Report Explores Future of Low-Carbon Fuels
NEW YORK --- A new report from Accenture has identified the technologies that it predicts are most likely to transform the demand and supply of transport fuels and cut emissions within the next five years.
In a report comparing advances in combustion engines, biofuels, electrification and other technologies, Accenture warns that their commercial viability will be delayed unless regulators more actively support the transformation of science into applied technologies.
"Betting on Science -- Disruptive Technologies in Transport Fuels" selected 12 innovations in electrification and genetically modified biofuels, as well as existing fuel sources that will have the most immediate impact on emissions and on the gasoline and diesel markets. The study profiled 25 companies that aim to bring these technologies to market in the next five years.
Accenture concludes that, while all 12 technologies are in development today, they may not all be successfully brought to market. To improve the chances of commercialization, Accenture said policy makers will be required to:
- Underwrite the risk of first plants through mandates, tax incentives or even direct investment.
- Provide clear policy and guidance for key issues such as intellectual property protection, synthetic biology, battery technology and the efficient use of water and energy in producing biofuels.
- Support short-term pragmatic solutions, such as improved vehicle engine efficiency and the use of waste as a bridge to longer-term innovations.
"Never before have we demanded so much from our regulators and governments," said Melissa Stark, senior executive at Accenture and author of the report. "The science has made enormous progress, but it now requires government leadership to accelerate the commercial viability of these low-emission technologies. That means our policy makers need to understand the technologies enough to make the necessary trade-off decisions quickly and to address issues such as genetic modification and intellectual property rights head on. They will also need to provide financial support and consumer incentives."
The report makes three key findings:
Regulators should not overlook the low-hanging fruit of existing technologies.
- The conventional vehicle engine offers the greatest scope for immediate emissions reductions, thanks to lighter vehicles, fuel injection and powertrain innovations. But higher efficiency standards are required.
- Waste-to-fuel will be an important fuel source, particularly in Northern Europe where landfill capacity is limited. Legislation and financial incentives are needed to kick-start this industry.
- Genetic engineering is increasing corn and sugar cane yields, while process innovation and technology are reducing water and energy consumption. These can now be applied in markets where yields are lower.
Support for genetic modification will be critical to next-generation biofuels.
- Genetic engineering is enabling next-generation feedstocks that offer greater energy density, require less water and energy and can be broken down more easily. The Sugar-to-diesel and some of the Butanol pathways in the report use genetic engineering to provide diesel and gasoline substitutes that can be used in existing infrastructure.

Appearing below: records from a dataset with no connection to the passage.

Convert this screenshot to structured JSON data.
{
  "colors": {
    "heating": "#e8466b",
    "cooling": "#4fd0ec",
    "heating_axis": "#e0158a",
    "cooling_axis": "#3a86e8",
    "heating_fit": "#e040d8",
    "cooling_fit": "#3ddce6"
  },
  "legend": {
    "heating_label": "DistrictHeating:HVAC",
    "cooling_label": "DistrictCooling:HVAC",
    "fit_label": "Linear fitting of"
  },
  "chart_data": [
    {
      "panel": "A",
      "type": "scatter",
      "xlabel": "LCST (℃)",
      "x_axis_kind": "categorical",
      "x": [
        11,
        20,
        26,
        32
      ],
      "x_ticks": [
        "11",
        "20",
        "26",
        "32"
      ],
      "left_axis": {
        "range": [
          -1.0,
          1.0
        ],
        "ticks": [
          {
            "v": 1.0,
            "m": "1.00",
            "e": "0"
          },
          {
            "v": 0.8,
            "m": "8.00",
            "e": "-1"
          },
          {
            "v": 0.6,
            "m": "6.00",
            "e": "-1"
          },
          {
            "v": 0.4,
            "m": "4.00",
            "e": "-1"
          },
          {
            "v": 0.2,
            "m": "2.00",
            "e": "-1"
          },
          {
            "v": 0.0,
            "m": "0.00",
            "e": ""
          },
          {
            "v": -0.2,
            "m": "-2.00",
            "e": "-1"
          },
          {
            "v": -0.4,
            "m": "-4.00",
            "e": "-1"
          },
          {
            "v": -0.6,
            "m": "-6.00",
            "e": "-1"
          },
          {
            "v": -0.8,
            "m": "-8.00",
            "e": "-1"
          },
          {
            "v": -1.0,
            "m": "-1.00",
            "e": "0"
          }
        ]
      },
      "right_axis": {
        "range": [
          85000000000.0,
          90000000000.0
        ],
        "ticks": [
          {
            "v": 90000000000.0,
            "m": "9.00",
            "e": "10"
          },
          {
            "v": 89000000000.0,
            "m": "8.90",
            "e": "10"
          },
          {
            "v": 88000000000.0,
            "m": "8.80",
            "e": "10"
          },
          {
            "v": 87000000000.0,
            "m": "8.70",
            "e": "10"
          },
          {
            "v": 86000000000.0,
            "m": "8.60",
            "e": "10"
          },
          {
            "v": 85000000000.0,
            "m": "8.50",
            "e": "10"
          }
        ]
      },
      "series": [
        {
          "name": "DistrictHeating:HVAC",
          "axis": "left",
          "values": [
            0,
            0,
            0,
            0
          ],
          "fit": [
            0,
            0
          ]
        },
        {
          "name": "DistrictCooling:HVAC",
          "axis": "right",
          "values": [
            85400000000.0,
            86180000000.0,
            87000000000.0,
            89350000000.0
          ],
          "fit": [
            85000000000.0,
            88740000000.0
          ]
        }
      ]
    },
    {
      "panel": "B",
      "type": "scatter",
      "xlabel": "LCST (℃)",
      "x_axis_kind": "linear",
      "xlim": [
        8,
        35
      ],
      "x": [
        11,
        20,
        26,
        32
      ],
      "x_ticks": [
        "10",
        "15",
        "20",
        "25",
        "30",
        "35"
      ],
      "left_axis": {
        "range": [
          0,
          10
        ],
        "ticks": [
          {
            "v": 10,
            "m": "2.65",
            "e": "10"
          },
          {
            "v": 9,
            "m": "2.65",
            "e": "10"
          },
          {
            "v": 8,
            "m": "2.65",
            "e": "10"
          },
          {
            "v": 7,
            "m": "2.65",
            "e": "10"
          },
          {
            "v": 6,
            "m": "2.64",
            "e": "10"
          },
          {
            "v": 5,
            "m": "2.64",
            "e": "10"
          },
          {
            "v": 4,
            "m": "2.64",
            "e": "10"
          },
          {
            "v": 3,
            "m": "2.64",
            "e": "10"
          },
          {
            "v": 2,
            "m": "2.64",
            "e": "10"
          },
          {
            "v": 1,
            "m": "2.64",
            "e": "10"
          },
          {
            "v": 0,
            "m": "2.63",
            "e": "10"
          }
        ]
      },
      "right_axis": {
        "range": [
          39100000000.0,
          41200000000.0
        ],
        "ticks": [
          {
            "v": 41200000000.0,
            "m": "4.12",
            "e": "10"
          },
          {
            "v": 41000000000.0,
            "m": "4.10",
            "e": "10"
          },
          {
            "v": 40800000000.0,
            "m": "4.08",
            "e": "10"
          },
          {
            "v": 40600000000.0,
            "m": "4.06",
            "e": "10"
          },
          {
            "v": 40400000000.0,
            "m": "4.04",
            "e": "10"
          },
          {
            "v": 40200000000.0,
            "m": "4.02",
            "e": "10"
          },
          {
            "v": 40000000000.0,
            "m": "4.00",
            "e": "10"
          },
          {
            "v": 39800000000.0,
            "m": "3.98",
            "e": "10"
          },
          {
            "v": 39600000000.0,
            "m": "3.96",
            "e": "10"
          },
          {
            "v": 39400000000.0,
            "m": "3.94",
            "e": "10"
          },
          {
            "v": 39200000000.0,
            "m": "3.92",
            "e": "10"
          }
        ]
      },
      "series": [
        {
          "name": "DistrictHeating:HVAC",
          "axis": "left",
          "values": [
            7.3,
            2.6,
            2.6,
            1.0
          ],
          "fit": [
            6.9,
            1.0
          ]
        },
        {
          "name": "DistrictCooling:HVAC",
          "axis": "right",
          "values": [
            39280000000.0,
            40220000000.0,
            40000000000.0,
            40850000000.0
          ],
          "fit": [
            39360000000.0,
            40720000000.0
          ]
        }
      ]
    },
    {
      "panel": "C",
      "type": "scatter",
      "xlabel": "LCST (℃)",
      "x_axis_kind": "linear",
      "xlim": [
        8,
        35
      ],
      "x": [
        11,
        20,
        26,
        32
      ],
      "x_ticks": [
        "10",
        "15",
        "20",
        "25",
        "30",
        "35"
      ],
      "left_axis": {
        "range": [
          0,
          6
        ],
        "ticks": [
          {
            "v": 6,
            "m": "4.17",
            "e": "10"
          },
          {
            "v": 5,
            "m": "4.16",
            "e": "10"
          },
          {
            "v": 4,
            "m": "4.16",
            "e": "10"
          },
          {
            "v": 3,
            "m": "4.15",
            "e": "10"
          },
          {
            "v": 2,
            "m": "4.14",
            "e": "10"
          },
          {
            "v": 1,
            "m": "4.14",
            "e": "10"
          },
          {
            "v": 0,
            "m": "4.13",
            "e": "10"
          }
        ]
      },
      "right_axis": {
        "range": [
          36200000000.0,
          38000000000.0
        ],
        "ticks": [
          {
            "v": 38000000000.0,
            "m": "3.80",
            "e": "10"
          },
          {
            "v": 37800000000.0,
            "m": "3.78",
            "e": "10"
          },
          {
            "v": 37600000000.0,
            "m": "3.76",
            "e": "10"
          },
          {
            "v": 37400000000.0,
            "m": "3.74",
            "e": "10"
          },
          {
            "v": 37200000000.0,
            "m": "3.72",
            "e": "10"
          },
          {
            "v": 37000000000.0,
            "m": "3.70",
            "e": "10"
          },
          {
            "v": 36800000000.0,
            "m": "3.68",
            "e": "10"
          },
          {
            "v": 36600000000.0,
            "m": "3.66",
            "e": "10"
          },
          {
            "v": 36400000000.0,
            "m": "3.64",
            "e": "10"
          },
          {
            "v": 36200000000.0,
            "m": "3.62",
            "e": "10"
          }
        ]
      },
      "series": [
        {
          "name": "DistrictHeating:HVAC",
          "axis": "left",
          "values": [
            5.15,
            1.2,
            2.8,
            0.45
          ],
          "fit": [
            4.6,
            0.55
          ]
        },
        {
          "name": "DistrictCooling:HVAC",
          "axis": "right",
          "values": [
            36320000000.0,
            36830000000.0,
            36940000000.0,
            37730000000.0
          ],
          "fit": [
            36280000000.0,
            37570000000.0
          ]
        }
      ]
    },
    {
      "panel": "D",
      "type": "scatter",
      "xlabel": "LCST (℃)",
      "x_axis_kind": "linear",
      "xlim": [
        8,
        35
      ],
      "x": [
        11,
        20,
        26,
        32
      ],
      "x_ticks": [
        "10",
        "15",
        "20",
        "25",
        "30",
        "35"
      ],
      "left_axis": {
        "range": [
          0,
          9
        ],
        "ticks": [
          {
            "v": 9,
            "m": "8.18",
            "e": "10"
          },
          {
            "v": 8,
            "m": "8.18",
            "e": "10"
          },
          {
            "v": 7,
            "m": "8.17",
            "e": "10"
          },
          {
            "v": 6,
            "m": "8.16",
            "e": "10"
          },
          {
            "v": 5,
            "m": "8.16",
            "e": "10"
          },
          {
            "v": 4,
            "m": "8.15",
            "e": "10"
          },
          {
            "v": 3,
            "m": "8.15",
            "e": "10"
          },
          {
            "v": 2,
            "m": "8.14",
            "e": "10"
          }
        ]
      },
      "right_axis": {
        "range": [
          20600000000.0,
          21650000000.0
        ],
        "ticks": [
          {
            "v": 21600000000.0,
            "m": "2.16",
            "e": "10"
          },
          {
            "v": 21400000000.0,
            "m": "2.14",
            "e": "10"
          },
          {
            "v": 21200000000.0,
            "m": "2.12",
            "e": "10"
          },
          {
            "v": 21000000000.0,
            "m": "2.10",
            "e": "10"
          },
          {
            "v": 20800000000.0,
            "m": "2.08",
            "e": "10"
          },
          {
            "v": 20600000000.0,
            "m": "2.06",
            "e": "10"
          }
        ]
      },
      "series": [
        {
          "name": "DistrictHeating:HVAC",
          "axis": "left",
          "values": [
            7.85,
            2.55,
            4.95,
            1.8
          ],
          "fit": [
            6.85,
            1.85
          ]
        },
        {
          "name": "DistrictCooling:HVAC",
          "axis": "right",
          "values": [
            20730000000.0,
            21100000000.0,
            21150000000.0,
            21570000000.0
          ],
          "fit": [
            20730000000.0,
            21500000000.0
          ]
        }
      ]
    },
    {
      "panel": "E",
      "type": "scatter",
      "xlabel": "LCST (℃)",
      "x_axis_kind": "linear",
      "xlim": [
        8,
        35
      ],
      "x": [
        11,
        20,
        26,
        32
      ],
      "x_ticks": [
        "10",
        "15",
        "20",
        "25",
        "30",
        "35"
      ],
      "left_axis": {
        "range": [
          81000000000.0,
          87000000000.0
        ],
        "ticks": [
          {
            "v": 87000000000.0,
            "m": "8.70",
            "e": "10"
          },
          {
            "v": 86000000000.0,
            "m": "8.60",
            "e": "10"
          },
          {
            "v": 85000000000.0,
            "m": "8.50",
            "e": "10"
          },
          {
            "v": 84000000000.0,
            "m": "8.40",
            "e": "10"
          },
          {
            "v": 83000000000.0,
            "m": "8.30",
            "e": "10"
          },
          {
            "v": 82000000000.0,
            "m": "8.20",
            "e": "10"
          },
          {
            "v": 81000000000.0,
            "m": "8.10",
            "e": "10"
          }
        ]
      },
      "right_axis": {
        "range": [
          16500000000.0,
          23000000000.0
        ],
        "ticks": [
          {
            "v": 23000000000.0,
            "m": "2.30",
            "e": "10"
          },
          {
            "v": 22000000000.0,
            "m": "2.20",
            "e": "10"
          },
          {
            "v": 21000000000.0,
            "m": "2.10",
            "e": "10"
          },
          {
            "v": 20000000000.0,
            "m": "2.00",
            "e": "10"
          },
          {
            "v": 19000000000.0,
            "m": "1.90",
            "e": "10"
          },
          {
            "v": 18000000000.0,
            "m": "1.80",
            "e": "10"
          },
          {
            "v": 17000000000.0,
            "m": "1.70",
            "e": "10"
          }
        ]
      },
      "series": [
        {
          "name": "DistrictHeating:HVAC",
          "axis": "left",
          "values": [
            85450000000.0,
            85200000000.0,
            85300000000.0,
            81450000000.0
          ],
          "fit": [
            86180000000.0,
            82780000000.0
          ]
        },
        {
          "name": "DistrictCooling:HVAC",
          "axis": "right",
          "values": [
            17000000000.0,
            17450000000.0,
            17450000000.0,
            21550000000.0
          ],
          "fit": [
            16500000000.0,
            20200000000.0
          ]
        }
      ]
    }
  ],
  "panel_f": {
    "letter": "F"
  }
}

- Algae may offer yields 25 times greater than soybeans, but will take 10 years to become commercial. Accenture's research indicates that the cost is still $8-30/gallon and the diversity of strains, cultivation and harvesting remains a barrier. Accenture believes that genetic modification is a key lever of the production of strains with higher yields and lower cultivation and harvesting costs.
Electrification is held back by battery costs and constraints.
Plug-in hybrid electric vehicle (PHEV) engines could be the most disruptive of all technologies, but without regulatory incentives, the up-front cost and performance of batteries will hinder broad uptake.
- Public charging infrastructure will be key to significant scaling of electrification, but will require globally agreed technical standards and capable smart grids.
- Vehicle-to-Grid technology allows energy to be fed back to the grid from idle vehicles. However, it will take more than 15 years to fully commercialize as it requires large-scale adoption of PHEV/EVs.
"Plug-in hybrid electric vehicle engines could be the most disruptive technology but the advances required in the cost, performance and safety of batteries remain significant," said Stark. "Batteries are to electrification what feedstock is to biofuels and we have supply, supply chain and sustainability challenges to overcome. For example, Lithium is expensive, highly combustible, scarce and only produced at scale in a few countries."